The Materia stuff is a reference to Final Fantasy. I don’t know why Charro said thrice. Though it does make me want to start quoting Macbeth…however, if I start I won’t stop until I’ve done the whole scene…
Oh, never mind, I figured out why she said thrice.
4* KOTR in a linked slot with MP absorb, 4* Bahamut Zero with HP absorb, Final Attack with a 4* Phoenix, 4* Mime and a 4* Magic Up I think you’ll find.
Really? One KOTR is all you need. That’s the end right there. The last boss fight was a huge let down because of that actually.
4* meaning 4 stars on the orb, not 4 orbs.
And I’ve just realised that I missed the 4* “double summon” materia and the Edincoat. Of course, all this on one guy is overkill unless you’re after Ruby Weapon and Emerald Weapon. In which case you also need the Underwater materia.
So to kill Emmy you use Double Summon to cast KOTR and B0 in round 1, characters 2 and 3 pass until you get back to character 1 who Mimes. Rinse and repeat until you’re Aire Tan Stormed, when Final Attack casts Phoenix to resurrect the party, then DS KOTR+B0…

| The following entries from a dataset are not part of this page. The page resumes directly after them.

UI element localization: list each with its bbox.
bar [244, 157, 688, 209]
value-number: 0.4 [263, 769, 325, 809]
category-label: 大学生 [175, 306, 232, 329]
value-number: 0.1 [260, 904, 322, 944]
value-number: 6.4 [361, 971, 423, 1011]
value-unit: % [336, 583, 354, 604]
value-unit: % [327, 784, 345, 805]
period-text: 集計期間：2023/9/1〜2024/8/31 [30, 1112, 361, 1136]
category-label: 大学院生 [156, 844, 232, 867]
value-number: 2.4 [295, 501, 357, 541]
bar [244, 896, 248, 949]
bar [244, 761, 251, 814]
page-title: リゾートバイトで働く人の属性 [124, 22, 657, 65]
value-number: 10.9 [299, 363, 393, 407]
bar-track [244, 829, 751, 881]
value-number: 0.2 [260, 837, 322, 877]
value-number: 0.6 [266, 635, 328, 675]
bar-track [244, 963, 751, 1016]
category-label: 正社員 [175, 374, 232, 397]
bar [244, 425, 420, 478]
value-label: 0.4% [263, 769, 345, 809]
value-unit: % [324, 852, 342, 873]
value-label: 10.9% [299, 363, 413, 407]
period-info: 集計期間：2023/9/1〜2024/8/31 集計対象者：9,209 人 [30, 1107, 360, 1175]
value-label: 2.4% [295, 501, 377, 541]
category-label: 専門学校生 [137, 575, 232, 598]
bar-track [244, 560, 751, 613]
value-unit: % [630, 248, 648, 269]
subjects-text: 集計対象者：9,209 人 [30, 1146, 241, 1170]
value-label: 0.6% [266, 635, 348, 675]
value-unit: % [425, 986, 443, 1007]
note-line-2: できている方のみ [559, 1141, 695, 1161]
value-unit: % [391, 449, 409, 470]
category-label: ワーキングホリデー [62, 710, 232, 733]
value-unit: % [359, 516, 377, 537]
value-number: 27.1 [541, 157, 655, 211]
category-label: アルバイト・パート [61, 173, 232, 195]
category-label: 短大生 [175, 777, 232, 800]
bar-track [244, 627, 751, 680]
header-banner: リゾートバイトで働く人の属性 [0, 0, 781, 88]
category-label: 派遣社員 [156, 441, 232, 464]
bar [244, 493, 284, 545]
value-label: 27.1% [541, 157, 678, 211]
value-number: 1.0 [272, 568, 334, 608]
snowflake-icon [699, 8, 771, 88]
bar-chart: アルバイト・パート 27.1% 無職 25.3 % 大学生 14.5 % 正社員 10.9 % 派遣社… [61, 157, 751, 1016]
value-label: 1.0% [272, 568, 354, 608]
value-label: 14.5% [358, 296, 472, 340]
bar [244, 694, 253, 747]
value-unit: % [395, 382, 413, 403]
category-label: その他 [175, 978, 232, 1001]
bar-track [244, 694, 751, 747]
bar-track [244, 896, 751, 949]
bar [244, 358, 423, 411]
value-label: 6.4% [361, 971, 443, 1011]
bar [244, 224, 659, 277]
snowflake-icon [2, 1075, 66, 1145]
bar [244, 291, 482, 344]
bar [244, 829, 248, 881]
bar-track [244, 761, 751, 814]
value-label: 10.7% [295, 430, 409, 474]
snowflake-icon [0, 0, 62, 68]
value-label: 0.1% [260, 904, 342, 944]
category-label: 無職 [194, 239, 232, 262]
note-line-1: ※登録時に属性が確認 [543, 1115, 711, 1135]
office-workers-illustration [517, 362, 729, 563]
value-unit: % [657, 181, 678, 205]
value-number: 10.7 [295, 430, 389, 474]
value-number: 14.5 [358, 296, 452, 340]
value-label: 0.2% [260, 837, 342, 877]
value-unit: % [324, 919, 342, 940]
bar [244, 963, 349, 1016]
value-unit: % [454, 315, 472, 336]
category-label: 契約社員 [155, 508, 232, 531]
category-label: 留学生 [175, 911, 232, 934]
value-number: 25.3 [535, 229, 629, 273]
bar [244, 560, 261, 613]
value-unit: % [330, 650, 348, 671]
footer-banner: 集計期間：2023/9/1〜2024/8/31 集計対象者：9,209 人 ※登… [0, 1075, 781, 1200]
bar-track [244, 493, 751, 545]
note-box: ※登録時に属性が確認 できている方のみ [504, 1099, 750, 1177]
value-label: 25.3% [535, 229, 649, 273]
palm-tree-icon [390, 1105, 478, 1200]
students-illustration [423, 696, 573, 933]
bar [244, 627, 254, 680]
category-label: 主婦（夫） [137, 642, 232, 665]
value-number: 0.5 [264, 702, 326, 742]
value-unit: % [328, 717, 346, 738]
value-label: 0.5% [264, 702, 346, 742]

You should finiish with loads of XP, and a truckload of freshly mastered spell and support orbs to sell.
I got 4*s, but you really don’t need the rest of that, the one KOTR will suffice. Everything else is just overkill.
This must be from the next film, ’cause I don’t remember Dobby ever using a wand.
Are you kidding? Putin makes Voldemort pee himself.
As I write, Vlad had had 109 replies V OJS 44. Would I be accurate in claiming Vlad is 109/44 times more popular than OJ? If that is correct, it just doesn’t make any sense to me.
Me neither.
Smurf, I think you may be spending to much time with Lllll, you’re starting to talk to yourself.
DA, haven’t you ever noticed? There is always two of each of us… as in “…And I said to myself…” Besides, I am the only one I can get any sense out of these days. Whose fault is that?
Oh hell Smurf, you put DA instead of DU. Oh well, DA probably won’t notice. Now, DU, wtf is LIIII? Is that code for Lil Wayne?
Not DU (or DA), but I can tell you that’s a whacko troll who talks to herself.
PS Now they do have drugs to make that second person in your head be quiet. Just FYI.
Thank Zeus! Help has arrived in the most unlikely form of Mabsba. Peace Be Upon You Mab… Now, what drugs have you been using for this atrocious malady of talking to yourself?
Um, I don’t actually have that problem, but my schizophrenic friend takes lithium, I believe. You do need a prescription, however.
You are too kind. I will see Doctor Phil tomorrow.
Gee, I just remembered this horror move and this psycho, schizo maniac had this gun and he… Ah, just trying to help mab… does your friend have a gun?
Well, if you hadn’t said anything I’d have just assumed you were German and agreeing with me.
Warum würde ein Deutscher mit Ihnen einverstanden sein? I’ m nicht und ich sind immer mit Ihnen anderer Meinung, blind!
more like: Exterminatus!
BLAM!…..
Bad Dobby! Stole wizards wand! Bad, bad, bad!! He needs to punish himself!
And I was hoping for a good (read: funny) Vladurday for my birthday
I think most were disappointed with the lack of humor. But happy birthday, anyway.
Incidentally, there are British and Canadian spelling ad-ons for Firefox. I like how I’m able to get the north-of-the-border maple flavour with it.
Secondly, why does Putin look like an oompa-lommpa? That’s the important question.
I uploaded this, kicking myself for uploading as anonymous. My first post up, WOOP!
OH NOES!!!! Its Lord Vladimort!!!!!!